Preckwinkle, who ran unopposed for re-election in November, must have known for quite some time that the county would need a pile of money to fix its underfunded pensions. If she could wait until after November to float the idea of new revenues, why can’t she wait until the county’s fall budget hearings?

Unless she’s hoping to be the first to the taxpayer trough, beating out Chicago, the state and Chicago Public Schools, which are all looking for new revenues. We might not go as far as the Civic Federation — which thinks the city and county should coordinate requests for new revenues — but we don’t want a gold rush in which the first to stake a claim gets the mother lode.

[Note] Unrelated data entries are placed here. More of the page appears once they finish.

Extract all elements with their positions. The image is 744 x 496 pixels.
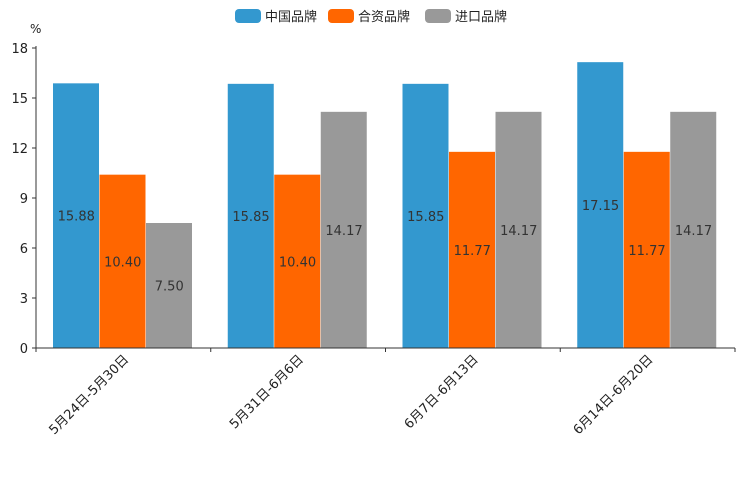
legend-swatch-0[interactable] bbox=[235, 9, 261, 23]
y-tick-label: 18 bbox=[11, 42, 28, 57]
data-label-0-0: 15.88 bbox=[58, 210, 95, 225]
bar-2-2[interactable] bbox=[495, 111, 542, 348]
y-axis: 0 3 6 9 12 15 18 bbox=[11, 42, 37, 357]
bar-1-0[interactable] bbox=[99, 174, 146, 348]
y-axis-unit: % bbox=[30, 22, 41, 36]
y-tick-label: 3 bbox=[20, 292, 28, 307]
legend: 中国品牌 合资品牌 进口品牌 bbox=[235, 9, 507, 25]
bar-1-2[interactable] bbox=[449, 151, 495, 348]
x-category-label: 6月7日-6月13日 bbox=[402, 352, 482, 432]
legend-label-0[interactable]: 中国品牌 bbox=[265, 9, 317, 25]
data-label-1-3: 11.77 bbox=[628, 244, 665, 259]
bar-2-1[interactable] bbox=[320, 111, 367, 348]
bar-1-1[interactable] bbox=[274, 174, 321, 348]
bar-2-3[interactable] bbox=[670, 111, 717, 348]
x-category-label: 5月24日-5月30日 bbox=[46, 352, 132, 438]
y-tick-label: 12 bbox=[11, 142, 28, 157]
data-label-0-3: 17.15 bbox=[582, 199, 619, 214]
data-label-0-2: 15.85 bbox=[407, 210, 444, 225]
data-label-1-2: 11.77 bbox=[454, 244, 491, 259]
data-label-2-2: 14.17 bbox=[500, 224, 537, 239]
bars bbox=[53, 62, 717, 349]
bar-0-2[interactable] bbox=[402, 83, 449, 348]
bar-0-1[interactable] bbox=[227, 83, 274, 348]
bar-2-0[interactable] bbox=[146, 223, 192, 348]
data-labels: 15.88 10.40 7.50 15.85 10.40 14.17 15.85 11.77 1… bbox=[58, 199, 712, 294]
y-tick-label: 9 bbox=[20, 192, 28, 207]
legend-swatch-2[interactable] bbox=[425, 9, 451, 23]
data-label-0-1: 15.85 bbox=[232, 210, 269, 225]
legend-label-1[interactable]: 合资品牌 bbox=[358, 9, 410, 25]
bar-0-0[interactable] bbox=[53, 83, 99, 348]
y-tick-label: 6 bbox=[20, 242, 28, 257]
bar-1-3[interactable] bbox=[623, 151, 670, 348]
y-tick-label: 0 bbox=[20, 342, 28, 357]
y-tick-label: 15 bbox=[11, 92, 28, 107]
data-label-2-0: 7.50 bbox=[155, 280, 184, 295]
data-label-2-3: 14.17 bbox=[675, 224, 712, 239]
x-category-label: 6月14日-6月20日 bbox=[571, 352, 657, 438]
x-axis: 5月24日-5月30日 5月31日-6月6日 6月7日-6月13日 6月14日-6月2… bbox=[35, 347, 736, 438]
data-label-2-1: 14.17 bbox=[325, 224, 362, 239]
bar-0-3[interactable] bbox=[577, 62, 624, 349]
data-label-1-0: 10.40 bbox=[104, 255, 141, 270]
legend-swatch-1[interactable] bbox=[328, 9, 354, 23]
legend-label-2[interactable]: 进口品牌 bbox=[455, 9, 507, 25]
x-category-label: 5月31日-6月6日 bbox=[227, 352, 307, 432]
data-label-1-1: 10.40 bbox=[279, 255, 316, 270]
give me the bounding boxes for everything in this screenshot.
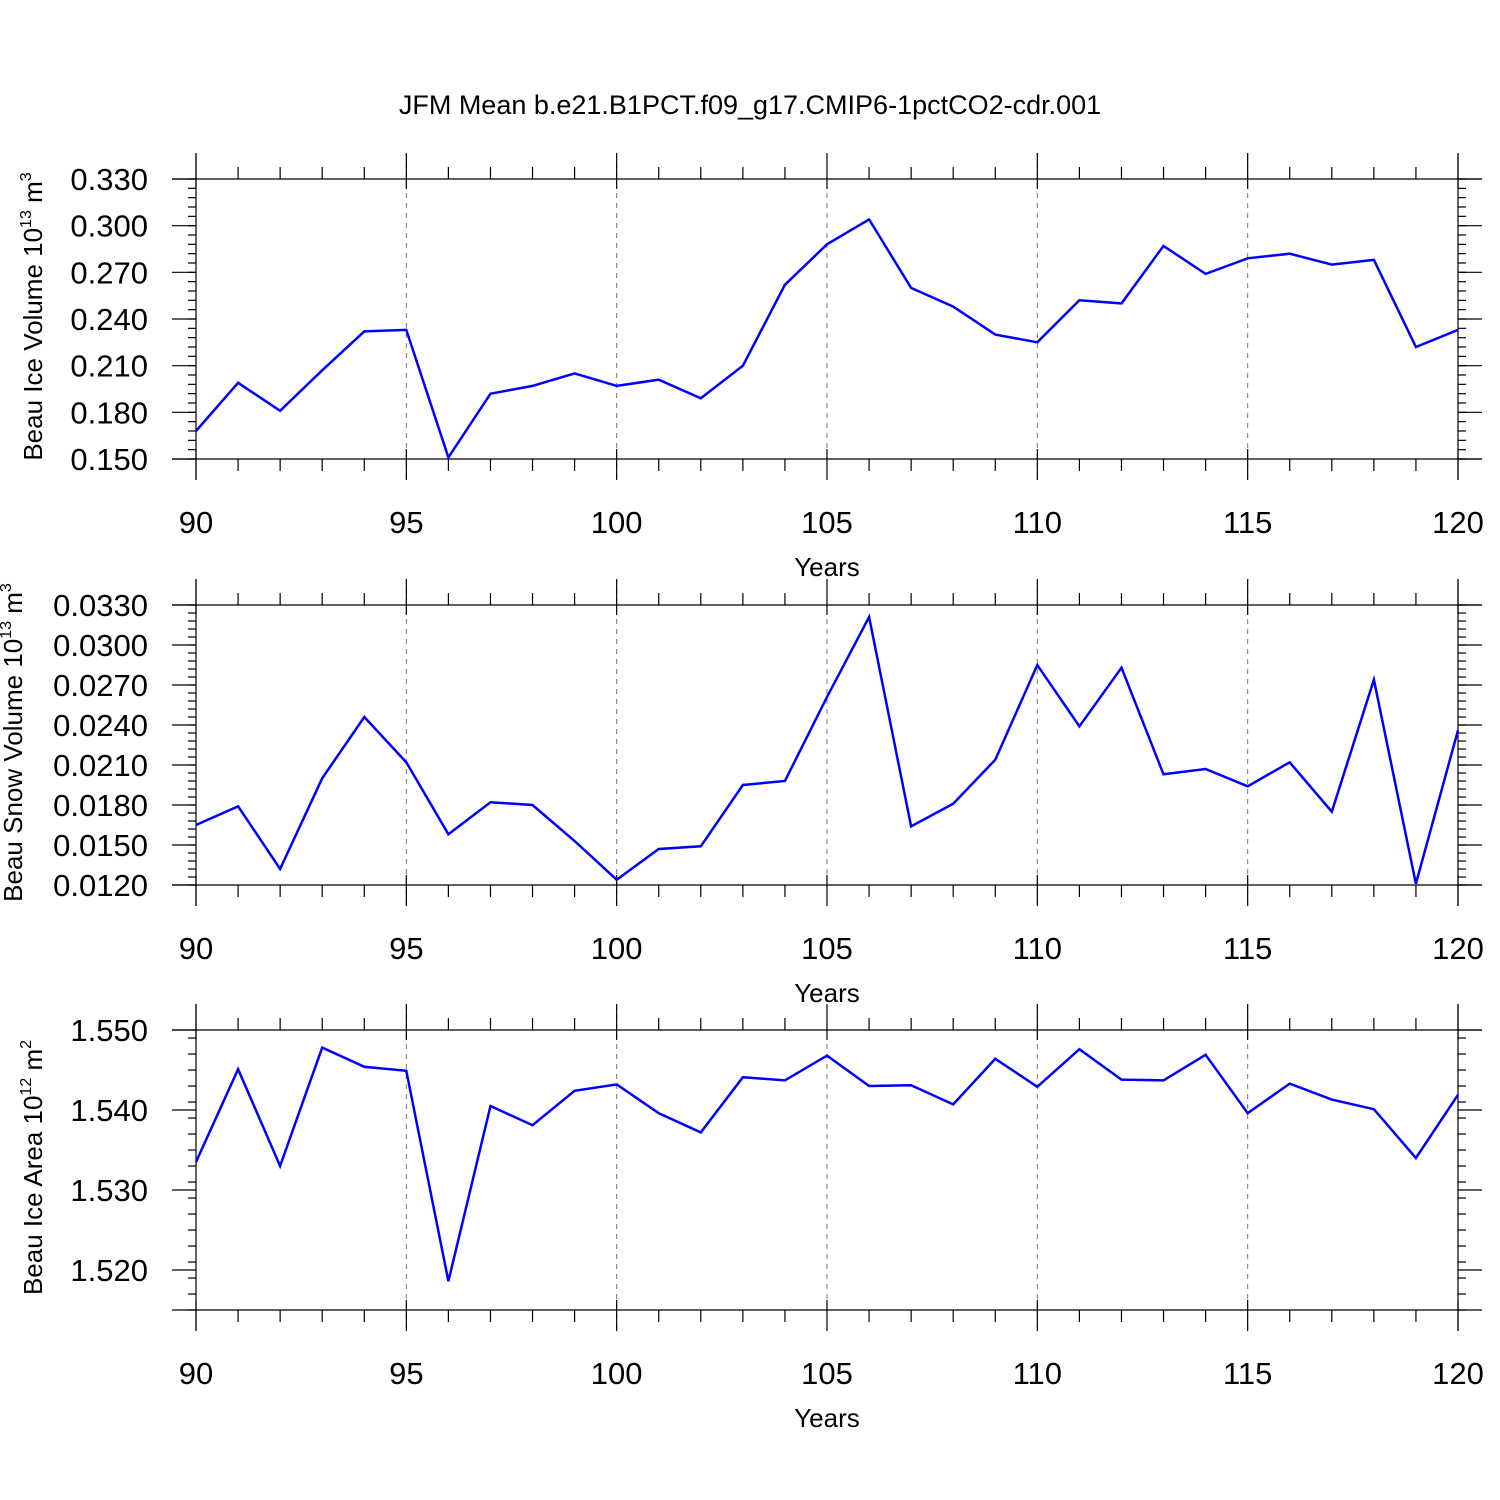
ytick-label: 0.210 [70,349,148,384]
y-axis-label-unit: m [18,1049,48,1078]
y-axis-label: Beau Ice Area 1012 m2 [18,1040,48,1295]
xtick-label: 90 [179,931,213,966]
y-axis-label-main: Beau Ice Volume 10 [18,228,48,461]
series-line-ice-volume [195,217,1459,461]
y-axis-label-exp: 12 [18,1078,35,1096]
xtick-label: 115 [1223,505,1272,540]
series-line-snow-volume [195,613,1460,885]
ytick-label: 0.270 [70,255,148,290]
panel-ice-volume: 90 95 100 105 110 115 120 0.150 0.180 0.210 0.240 0… [18,153,1484,582]
xtick-label: 110 [1013,505,1062,540]
y-axis-label-unit: m [18,181,48,210]
xtick-label: 95 [389,1356,423,1391]
figure-title: JFM Mean b.e21.B1PCT.f09_g17.CMIP6-1pctC… [399,90,1101,120]
y-axis-label-exp: 13 [0,621,15,639]
xtick-label: 110 [1013,1356,1062,1391]
y-axis-label-unit-exp: 2 [18,1040,35,1049]
ytick-label: 1.540 [70,1093,148,1128]
panels: 90 95 100 105 110 115 120 0.150 0.180 0.210 0.240 0… [0,153,1484,1433]
ytick-label: 0.0120 [53,868,148,903]
ytick-label: 0.0210 [53,748,148,783]
ytick-label: 0.0270 [53,668,148,703]
xtick-label: 120 [1432,931,1484,966]
x-axis-label: Years [794,552,860,582]
xtick-label: 115 [1223,1356,1272,1391]
ytick-label: 0.180 [70,395,148,430]
y-axis-label: Beau Ice Volume 1013 m3 [18,172,48,460]
ytick-label: 0.0330 [53,588,148,623]
y-axis-label-main: Beau Snow Volume 10 [0,639,28,902]
y-axis-label-unit: m [0,592,28,621]
xtick-label: 105 [801,931,853,966]
y-axis-label-exp: 13 [18,210,35,228]
y-axis-label-unit-exp: 3 [18,172,35,181]
ytick-label: 0.240 [70,302,148,337]
y-axis-label-unit-exp: 3 [0,583,15,592]
panel-snow-volume: 90 95 100 105 110 115 120 0.0120 0.0150 0.0180 0.0… [0,579,1484,1008]
x-axis-label: Years [794,1403,860,1433]
ytick-label: 1.550 [70,1013,148,1048]
panel-ice-area: 90 95 100 105 110 115 120 1.520 1.530 1.540 1.550 Y… [18,1004,1484,1433]
xtick-label: 95 [389,931,423,966]
xtick-label: 95 [389,505,423,540]
xtick-label: 110 [1013,931,1062,966]
ytick-label: 1.520 [70,1253,148,1288]
xtick-label: 120 [1432,505,1484,540]
ytick-label: 0.0150 [53,828,148,863]
y-axis-label: Beau Snow Volume 1013 m3 [0,583,28,902]
xtick-label: 90 [179,1356,213,1391]
xtick-label: 105 [801,505,853,540]
ytick-label: 0.0240 [53,708,148,743]
ytick-label: 0.0180 [53,788,148,823]
ytick-label: 0.0300 [53,628,148,663]
xtick-label: 90 [179,505,213,540]
ytick-label: 0.330 [70,162,148,197]
xtick-label: 100 [591,1356,643,1391]
xtick-label: 100 [591,931,643,966]
y-axis-label-main: Beau Ice Area 10 [18,1096,48,1295]
ytick-label: 0.300 [70,209,148,244]
xtick-label: 100 [591,505,643,540]
x-axis-label: Years [794,978,860,1008]
xtick-label: 120 [1432,1356,1484,1391]
xtick-label: 115 [1223,931,1272,966]
series-line-ice-area [194,1045,1460,1282]
ytick-label: 1.530 [70,1173,148,1208]
ytick-label: 0.150 [70,442,148,477]
xtick-label: 105 [801,1356,853,1391]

Preckwinkle says she’s not rushing, just being mindful that “the longer we wait to address this issue, the more our [pension] liability grows.”

The sales tax first shot up by a penny under Stroger in 2008, an increase that was cut in half by the County Board two years later over Stroger’s veto. Preckwinkle ousted Stroger with a promise — memorialized in a TV ad in which she shook Ben Franklin’s hand — that she would eliminate the rest of it.

Admirably, Preckwinkle also went on to reduce the county work force by 8 percent, cutting spending by more than $465 million a year, and trimming county public health costs by more than half. She turned around a haven of patronage, insider dealing and waste.

But like the rest of the state, Cook County has a pension problem. Its worker retirement fund is $6.5 billion short and is expected to run out of money by 2038. Unlike Chicago and the state, though, Cook County always has made its full payment. The fund is short because of two market crashes and unfunded pension sweeteners blithely inserted by the Legislature.

Preckwinkle is pushing a bill in Springfield to cut some benefits and require the county to pay an additional $147 million a year. But so far, the bill, which we support, has gone nowhere.

The one-cent sales tax hike favored by Preckwinkle would generate more than $400 million a year, most of which would go toward pensions. Preckwinkle favors a sales tax increase because county commissioners are dead-set against a hike in the property tax, which hasn’t been touched since 1994.

But a tax increase of this size must be publicly aired and debated. As Preckwinkle said during the 2010 election, sales taxes are regressive and can drive businesses out of the county. A 2010 Civic Federation report said the earlier sales tax increase “appears to have hurt retail sales [and] also placed a greater proportion of the tax burden on low-income residents.” Any decrease in retail sales could hurt other agencies, such as the Regional Transportation Authority, that also depend on the sales tax.

The Civic Federation, which is open to a sales tax increase, has cited several areas ripe for cost-cutting reforms, including more cuts to the criminal justice system and a faster upgrade of the county’s back-office software.

As Franklin would say, those pennies saved would be pennies earned for taxpayers.